Ganshoren, commune paisible et verdoyante du nord-ouest de Bruxelles, abrite en son sein 24.000 âmes et concentre – par rapport aux autres communes bruxelloises – la plus grande proportion de classes moyennes (35,9 % de la population en 2015).  Quelle sera la conséquence de la réforme fiscale fédérale sur cette commune ? Les chiffres peuvent être interprétés différemment selon le point de vue que l’on adopte.

Pour les pessimistes,  les finances de Ganshoren subiront la plus grande perte des recettes liée aux centimes additionnels communaux à l’IPP en région bruxelloise. Pour l’exercice 2016, la perte estimée par le SPF Finances s’élève à 18.673 euros, soit  0,065 % des recettes communales et une prévision de pertes cumulées de 525.624 euros à l’horizon 2021 soit 1,87 % des recettes communales.

Les optimistes, eux, constateront que cette somme d’argent bénéficiera directement… aux habitants de Ganshoren, puisque cet argent qui ne partira pas dans les caisses communales restera dans leurs poches. Il s’agit donc de la plus belle démonstration de l’ampleur de cette réforme fiscale et de son impact sur le pouvoir d’achat des citoyens.

La polémique autour de la perte de l’additionnel à l’IPP, qui représente en moyenne moins de 1 % du budget pour les autres communes bruxelloises à l’horizon 2021 – ne peut en effet cacher les effets positifs opérés par ce glissement fiscal historique. Il est temps de sortir des discours courtermistes et empreints de mauvaise foi.

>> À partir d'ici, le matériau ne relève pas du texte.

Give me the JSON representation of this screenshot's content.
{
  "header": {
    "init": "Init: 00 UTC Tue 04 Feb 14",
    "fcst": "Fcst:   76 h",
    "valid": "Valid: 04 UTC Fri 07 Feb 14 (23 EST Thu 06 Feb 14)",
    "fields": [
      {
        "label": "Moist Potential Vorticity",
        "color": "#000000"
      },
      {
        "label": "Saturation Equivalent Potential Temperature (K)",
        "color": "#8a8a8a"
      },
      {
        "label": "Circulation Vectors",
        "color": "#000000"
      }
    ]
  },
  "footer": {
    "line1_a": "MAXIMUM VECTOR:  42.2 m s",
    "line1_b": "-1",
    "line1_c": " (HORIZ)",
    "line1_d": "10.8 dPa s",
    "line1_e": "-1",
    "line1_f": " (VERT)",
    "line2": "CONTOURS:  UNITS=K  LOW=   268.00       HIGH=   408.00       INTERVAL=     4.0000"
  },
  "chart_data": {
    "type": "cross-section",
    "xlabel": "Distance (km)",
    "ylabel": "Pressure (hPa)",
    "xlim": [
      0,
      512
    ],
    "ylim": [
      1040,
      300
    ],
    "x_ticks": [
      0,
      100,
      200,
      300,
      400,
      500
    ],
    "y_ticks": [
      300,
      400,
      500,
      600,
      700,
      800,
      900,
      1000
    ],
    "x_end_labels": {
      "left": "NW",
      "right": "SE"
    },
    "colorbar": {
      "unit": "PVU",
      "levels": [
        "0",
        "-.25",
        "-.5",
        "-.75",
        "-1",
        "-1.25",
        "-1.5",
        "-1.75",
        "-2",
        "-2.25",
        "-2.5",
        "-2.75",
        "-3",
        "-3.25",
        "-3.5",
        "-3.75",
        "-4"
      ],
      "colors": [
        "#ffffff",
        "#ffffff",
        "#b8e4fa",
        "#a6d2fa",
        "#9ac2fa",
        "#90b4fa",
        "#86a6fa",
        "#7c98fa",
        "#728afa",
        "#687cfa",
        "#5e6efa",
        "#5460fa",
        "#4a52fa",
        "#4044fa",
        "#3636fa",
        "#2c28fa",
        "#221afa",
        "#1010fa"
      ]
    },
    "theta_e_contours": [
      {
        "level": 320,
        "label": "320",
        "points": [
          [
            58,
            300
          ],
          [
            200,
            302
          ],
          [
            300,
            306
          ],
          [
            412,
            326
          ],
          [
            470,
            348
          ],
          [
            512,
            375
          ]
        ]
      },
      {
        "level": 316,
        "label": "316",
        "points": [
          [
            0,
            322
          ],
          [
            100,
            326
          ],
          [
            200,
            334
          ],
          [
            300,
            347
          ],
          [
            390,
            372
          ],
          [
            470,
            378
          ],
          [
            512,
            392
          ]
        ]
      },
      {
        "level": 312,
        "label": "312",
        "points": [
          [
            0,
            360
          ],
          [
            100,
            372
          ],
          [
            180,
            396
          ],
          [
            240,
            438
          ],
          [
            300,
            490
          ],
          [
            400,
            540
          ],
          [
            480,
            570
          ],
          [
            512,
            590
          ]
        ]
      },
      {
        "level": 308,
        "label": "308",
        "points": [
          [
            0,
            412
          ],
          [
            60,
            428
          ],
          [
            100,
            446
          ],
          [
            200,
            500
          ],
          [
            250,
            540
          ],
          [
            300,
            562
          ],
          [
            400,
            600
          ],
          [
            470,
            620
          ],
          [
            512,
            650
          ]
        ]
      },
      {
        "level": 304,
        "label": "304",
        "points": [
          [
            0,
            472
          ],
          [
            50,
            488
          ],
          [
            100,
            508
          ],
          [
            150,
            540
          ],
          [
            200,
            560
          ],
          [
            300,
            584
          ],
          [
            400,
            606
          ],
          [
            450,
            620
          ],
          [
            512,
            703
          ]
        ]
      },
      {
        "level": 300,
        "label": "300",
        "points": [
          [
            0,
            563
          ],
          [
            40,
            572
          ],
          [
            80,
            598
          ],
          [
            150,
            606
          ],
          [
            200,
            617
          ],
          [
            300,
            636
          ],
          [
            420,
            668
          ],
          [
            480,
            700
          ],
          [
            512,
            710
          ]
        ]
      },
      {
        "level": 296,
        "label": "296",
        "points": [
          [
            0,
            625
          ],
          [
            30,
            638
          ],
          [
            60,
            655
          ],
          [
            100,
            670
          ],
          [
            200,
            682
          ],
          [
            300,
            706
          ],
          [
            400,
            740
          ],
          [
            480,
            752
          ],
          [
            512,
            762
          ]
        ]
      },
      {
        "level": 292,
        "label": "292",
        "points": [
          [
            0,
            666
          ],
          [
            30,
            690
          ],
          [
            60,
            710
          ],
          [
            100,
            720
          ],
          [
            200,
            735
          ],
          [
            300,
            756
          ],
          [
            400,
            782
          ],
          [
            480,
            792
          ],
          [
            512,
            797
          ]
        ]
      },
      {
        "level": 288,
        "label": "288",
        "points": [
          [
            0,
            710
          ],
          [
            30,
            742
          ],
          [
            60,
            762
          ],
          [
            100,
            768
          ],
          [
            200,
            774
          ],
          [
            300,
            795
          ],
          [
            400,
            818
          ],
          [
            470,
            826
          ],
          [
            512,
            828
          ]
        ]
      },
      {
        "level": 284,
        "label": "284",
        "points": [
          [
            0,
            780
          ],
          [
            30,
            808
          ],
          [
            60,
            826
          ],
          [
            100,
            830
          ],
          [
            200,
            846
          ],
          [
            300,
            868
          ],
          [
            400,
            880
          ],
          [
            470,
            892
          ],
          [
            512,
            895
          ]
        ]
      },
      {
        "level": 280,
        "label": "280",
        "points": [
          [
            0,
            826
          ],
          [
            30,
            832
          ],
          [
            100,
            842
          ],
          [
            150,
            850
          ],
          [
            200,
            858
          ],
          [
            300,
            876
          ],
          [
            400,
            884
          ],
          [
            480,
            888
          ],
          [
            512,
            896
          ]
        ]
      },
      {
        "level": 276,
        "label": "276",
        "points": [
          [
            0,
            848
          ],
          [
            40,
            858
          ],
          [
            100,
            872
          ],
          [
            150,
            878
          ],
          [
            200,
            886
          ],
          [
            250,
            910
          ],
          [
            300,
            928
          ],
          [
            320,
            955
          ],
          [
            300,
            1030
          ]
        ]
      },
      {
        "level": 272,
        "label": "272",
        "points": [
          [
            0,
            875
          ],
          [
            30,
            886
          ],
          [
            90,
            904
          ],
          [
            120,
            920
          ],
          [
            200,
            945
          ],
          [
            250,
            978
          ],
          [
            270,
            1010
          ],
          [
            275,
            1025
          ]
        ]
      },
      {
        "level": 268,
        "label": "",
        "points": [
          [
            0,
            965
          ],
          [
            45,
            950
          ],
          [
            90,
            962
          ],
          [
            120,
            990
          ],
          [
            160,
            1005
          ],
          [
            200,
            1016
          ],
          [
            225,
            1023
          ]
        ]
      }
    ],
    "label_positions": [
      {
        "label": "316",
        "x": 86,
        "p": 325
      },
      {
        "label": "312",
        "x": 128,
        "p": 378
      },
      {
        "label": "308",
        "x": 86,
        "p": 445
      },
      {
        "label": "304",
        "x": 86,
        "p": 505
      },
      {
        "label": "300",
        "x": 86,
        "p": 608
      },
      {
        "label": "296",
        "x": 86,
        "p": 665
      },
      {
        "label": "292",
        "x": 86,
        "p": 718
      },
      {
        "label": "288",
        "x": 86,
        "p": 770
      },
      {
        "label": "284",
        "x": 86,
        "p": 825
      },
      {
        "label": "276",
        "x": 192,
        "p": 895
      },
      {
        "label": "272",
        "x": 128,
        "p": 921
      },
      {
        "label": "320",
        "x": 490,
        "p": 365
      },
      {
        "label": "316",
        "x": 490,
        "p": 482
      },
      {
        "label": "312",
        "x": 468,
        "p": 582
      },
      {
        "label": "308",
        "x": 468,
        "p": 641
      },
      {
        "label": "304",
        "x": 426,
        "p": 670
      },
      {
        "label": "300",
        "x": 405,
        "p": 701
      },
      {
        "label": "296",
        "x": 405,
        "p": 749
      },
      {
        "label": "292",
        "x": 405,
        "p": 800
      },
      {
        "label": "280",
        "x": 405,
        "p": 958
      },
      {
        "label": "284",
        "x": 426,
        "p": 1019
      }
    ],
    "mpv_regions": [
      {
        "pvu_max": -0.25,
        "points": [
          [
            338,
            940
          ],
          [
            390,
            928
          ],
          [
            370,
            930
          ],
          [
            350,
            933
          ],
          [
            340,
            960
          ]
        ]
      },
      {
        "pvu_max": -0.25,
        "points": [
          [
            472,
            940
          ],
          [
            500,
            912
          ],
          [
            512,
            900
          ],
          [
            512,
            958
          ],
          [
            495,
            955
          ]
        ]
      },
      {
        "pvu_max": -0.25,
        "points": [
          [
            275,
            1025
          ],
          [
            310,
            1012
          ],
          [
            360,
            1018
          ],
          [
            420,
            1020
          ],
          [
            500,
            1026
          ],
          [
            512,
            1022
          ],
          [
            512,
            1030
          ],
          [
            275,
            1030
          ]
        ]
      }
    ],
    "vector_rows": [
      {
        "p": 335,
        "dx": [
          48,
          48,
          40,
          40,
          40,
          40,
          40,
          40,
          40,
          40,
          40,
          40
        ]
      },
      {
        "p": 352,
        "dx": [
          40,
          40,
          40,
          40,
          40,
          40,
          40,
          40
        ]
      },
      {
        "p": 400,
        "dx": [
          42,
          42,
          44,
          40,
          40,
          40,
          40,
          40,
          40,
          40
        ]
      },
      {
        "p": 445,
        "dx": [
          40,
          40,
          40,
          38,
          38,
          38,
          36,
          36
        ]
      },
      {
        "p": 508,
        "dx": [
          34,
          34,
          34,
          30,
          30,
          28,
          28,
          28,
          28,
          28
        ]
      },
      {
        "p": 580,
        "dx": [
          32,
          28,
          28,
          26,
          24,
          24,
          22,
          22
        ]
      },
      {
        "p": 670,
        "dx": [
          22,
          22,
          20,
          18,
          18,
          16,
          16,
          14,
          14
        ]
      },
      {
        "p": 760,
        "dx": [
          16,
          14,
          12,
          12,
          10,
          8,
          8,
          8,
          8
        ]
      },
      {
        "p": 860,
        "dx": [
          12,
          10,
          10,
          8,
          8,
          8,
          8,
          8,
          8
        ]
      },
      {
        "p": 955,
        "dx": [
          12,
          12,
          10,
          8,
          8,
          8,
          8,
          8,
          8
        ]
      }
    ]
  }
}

L’objectif de la réforme fiscale fédérale est double : d’une part diminuer les impôts pour augmenter le pouvoir d’achat des travailleurs, d’autre part baisser les charges pesant sur le travail pour créer des emplois.

D’ici 2019, le revenu net de nos travailleurs, comparé à celui de 2014, augmentera en effet de 70 à 140 euros nets par mois selon les revenus concernés. Cette année, l’augmentation du salaire net est déjà significative. Les plus bas salaires bénéficient déjà de 80 euros net par mois en plus par rapport à 2014. Cette augmentation salariale récompense et valorise tous ceux qui travaillent. Elle renforce aussi la justice fiscale. A Ganshoren, plus de 9000 personnes verront  donc leur pouvoir d’achat augmenter. Cela profitera indirectement à la commune. Avec un revenu plus élevé, les citoyens pourront faire vivre le commerce local par exemple.

La réduction des charges sociales qui ne dépasseront plus 25% créera un choc de compétitivité et contribuera à réduire grandement notre handicap salarial. Par ailleurs, le gouvernement fédéral a veillé à un abaissement ciblé sur les bas salaires pour maximiser les effets sur l’emploi. Cette diminution significative des charges patronales s’appliquera dès cette année. Pour les entreprises, cette bouffée d’oxygène permettra de préserver les emplois existants et d’en créer de nouveaux. Les PME et les indépendants bénéficient en outre de mesures spécifiques comme l’exonération à vie des cotisations patronales sur le premier travailleur, l’augmentation de la déduction pour investissements professionnels ou la baisse de cotisations sociales de 22 à 20,5% pour les indépendants. Ces décisions auront des conséquences importantes pour la commune de Ganshoren, qui compte 1386 entreprises sur son territoire. De nouveaux entrepreneurs oseront se lancer, d’autres engageront du personnel. Ce glissement fiscal aidera les 20 % de chômeurs que compte la population active de Ganshoren à retrouver le chemin de l’emploi. Or, tout travailleur paie des impôts et contribue  donc aux finances communales mais aussi au financement de la sécurité sociale. Ceux qui s’insurgent face à la baisse des recettes communales ne tiennent pas compte de ces effets retour.

Signalons encore que le passage du taux de TVA de 21% à 6% pour les livraisons de bâtiments scolaires aura un impact favorable sur les projets communaux. On le sait, le manque de places dans les écoles est criant en Région bruxelloise. Le dernier baromètre démographique de la capitale, publié en décembre dernier, montre que quelque 29.076 places dans le fondamental et 21.355 places dans le secondaire devraient être créées entre 2010 et 2025.

Au regard des effets retours attendus, l’effort que les communes doivent consentir prend tout son sens. Comme le dit le sociologue allemand Max Weber[1], l’enjeu ici se situe davantage dans une éthique de responsabilité que de conviction. Le gain lié au tax-shift profite davantage aux administrés qu’aux administrations, n’est-ce pas là un gage de responsabilité ?

[1] MAX WEBER (1919), Le Savant et la Politique, ed. Poche, 224p.